In today’s digital age, almost anything can be ordered online and delivered to your front door. We don’t even have to step outside to get everything we need — why not get medication delivered as well? It’s tempting to think that only the sick and elderly have to worry about prescription drugs, but this leaves out a large part of the population: women who go to the pharmacy each month to pick up their birth control prescription.
Every month, I would trek down to my local pharmacy, hand the pharmacist behind the counter my insurance card, and go sit down in a chair among screaming children and exasperated parents, waiting for my name to be called. Although the pharmacy had its own shortcomings, I didn’t mind going there to pick up my prescription because I could decide for myself when a trip there was most convenient. That was, until August of this year, when I was told that I could no longer pick up my pills at the pharmacy.
Shocked, I tried to explain that I had been picking up my prescriptions at that very pharmacy for about a year, and that my gynecologist had prescribed enough refills. I left the pharmacy with no pills in hand, but with the advice that I should call my insurance company about their new policy. After calling Aetna and speaking with a representative, I was told that because I was taking a “maintenance medication,” I was required to use the CVS Caremark® Mail Service Pharmacy, an Aetna partner service that mails your prescription to you. The problem for college students is that we have two different addresses, creating the challenge of keeping one’s current address updated on the website or by phone.
I gave up trying to reason with Aetna, and went to the pharmacy the next day and paid $30 out of pocket for the pills. I had one pill left in my previous pack, was leaving for college in a few days, and I had other priorities on my plate, such as packing. $30 may not seem like a lot of money to everyone, but $30 every month adds up, even for the financially stable.
Aetna’s definition of maintenance medicines is a medication taken everyday for “conditions that are considered chronic or long-term.”1 This definition does not seem very inclusive of college-aged women who are trying not to get pregnant. Birth control is taken every day, but it is not taken for a “condition,” unless being a female of reproductive age is considered a medical abnormality. At the very least, this policy should be elective so that it is more inclusive of people who would prefer to use the pharmacy. For college students and others for whom mail order is inconvenient, what choices are they left? Should they stop taking the medication? Switch health insurance companies? Pay out of pocket indefinitely? None of these options is a good solution for most patients.
Luckily for me, my “maintenance medicine” was just birth control pills.
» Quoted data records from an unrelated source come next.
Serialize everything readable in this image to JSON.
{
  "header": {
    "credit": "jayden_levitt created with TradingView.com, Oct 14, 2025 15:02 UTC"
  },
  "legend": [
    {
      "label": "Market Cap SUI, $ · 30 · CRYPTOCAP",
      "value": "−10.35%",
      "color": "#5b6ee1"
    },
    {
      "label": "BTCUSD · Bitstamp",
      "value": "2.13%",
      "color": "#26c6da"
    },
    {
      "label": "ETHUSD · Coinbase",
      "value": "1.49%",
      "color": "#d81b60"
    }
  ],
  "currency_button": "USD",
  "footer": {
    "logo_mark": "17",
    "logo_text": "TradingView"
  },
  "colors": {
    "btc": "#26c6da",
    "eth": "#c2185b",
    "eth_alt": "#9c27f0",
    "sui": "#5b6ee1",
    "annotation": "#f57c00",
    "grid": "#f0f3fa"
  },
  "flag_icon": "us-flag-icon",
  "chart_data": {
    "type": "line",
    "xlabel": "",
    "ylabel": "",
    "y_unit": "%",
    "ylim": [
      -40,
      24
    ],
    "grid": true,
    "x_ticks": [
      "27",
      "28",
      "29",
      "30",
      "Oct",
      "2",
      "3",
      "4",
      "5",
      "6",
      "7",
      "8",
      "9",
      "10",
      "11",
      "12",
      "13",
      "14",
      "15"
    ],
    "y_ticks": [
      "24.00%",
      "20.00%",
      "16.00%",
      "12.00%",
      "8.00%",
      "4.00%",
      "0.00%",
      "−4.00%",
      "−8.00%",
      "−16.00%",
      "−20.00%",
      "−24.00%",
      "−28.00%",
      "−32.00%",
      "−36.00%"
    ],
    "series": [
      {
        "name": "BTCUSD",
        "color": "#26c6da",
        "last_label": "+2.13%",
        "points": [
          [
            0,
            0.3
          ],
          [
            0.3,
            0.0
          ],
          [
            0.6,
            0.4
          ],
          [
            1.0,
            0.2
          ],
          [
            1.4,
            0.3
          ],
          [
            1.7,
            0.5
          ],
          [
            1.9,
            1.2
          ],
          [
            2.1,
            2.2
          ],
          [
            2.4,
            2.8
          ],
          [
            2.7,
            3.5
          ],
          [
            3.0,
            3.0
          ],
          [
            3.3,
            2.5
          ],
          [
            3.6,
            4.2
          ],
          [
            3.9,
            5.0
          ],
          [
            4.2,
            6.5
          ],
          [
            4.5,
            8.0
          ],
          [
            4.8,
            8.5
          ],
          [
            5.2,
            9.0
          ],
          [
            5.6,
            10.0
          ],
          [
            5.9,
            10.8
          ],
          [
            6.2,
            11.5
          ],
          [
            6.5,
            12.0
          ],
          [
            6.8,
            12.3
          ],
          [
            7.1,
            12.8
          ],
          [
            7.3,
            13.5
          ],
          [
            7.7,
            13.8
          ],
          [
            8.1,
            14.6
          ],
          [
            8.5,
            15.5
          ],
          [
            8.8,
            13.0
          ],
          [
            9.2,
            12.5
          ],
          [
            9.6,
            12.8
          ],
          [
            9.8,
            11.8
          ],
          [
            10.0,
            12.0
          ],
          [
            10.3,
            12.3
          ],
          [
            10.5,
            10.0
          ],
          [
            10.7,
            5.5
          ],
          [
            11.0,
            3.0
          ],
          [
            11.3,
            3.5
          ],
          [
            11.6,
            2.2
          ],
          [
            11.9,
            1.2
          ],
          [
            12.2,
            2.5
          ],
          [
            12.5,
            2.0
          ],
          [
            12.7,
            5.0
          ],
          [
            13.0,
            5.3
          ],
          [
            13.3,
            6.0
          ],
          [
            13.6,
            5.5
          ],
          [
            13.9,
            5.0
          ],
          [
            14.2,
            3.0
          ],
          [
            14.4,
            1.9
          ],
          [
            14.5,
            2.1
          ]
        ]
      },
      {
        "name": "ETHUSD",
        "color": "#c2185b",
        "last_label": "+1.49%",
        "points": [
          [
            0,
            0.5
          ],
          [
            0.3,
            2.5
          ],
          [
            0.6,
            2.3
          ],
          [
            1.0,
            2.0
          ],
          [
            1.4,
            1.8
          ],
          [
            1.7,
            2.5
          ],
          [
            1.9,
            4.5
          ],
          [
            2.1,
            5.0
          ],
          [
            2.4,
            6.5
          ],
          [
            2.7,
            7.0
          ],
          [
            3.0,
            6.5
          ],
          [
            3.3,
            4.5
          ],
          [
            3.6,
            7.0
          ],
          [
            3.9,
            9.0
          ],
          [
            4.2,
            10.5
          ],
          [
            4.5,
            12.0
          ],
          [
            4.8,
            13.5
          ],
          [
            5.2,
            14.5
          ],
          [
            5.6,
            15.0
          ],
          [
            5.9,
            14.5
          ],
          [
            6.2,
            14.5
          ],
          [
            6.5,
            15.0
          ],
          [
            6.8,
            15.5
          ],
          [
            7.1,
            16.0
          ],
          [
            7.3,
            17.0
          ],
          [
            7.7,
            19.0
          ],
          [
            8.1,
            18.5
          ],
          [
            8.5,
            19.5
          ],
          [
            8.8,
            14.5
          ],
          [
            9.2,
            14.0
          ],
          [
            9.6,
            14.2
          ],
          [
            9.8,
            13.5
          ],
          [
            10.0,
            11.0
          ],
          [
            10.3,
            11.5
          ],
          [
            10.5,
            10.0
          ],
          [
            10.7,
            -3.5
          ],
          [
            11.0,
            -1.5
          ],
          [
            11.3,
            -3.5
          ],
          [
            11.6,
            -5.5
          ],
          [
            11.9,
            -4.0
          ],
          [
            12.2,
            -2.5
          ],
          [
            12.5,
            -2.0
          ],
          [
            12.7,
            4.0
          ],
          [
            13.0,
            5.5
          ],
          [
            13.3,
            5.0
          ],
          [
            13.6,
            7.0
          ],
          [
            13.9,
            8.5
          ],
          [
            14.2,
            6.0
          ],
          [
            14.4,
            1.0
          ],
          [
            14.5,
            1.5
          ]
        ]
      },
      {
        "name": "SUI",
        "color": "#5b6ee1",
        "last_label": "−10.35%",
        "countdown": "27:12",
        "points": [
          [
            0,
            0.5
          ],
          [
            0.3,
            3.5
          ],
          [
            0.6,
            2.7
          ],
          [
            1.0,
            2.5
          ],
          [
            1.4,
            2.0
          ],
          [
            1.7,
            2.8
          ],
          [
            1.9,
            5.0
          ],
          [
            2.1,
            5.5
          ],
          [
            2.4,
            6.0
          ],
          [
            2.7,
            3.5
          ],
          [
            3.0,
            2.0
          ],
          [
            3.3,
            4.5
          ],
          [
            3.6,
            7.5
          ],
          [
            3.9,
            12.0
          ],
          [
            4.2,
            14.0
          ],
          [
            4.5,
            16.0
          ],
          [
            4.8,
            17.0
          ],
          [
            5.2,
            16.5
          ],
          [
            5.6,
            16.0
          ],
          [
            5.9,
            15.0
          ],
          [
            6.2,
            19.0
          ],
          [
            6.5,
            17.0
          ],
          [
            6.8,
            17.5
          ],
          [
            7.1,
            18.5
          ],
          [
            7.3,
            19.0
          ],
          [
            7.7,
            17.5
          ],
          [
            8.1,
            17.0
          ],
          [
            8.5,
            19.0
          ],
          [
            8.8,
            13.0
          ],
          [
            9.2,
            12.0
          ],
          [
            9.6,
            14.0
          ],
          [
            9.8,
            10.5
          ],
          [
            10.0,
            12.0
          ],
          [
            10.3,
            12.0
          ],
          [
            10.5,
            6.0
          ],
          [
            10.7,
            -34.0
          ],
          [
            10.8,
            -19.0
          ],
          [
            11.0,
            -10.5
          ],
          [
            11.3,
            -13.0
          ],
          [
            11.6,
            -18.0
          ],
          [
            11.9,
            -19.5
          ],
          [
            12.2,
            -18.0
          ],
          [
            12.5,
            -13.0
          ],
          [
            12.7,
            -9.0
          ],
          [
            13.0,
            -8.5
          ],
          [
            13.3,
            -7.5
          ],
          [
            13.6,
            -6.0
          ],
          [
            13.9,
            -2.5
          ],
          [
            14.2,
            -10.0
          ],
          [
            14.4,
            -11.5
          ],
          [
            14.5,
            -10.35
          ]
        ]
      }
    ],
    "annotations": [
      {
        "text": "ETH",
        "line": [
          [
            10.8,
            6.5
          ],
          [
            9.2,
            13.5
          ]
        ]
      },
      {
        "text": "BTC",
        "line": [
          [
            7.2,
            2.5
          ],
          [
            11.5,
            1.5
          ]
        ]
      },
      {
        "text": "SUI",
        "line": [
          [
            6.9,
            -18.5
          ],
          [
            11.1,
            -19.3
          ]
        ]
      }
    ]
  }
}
This mail order policy was the last straw for me, and I made the decision to stop taking the medication. But I would be in a different, more difficult position if I were taking maintenance medicine for a serious condition, as I’m sure many other college students are. Health insurance companies, when planning policy changes, need to consider how their decisions inadvertently affect patients. Although the majority of patients may be of a certain demographic, minority patients and outliers, such as college students who regularly switch between residences, do exist. Insurers cannot assume that one policy fits all.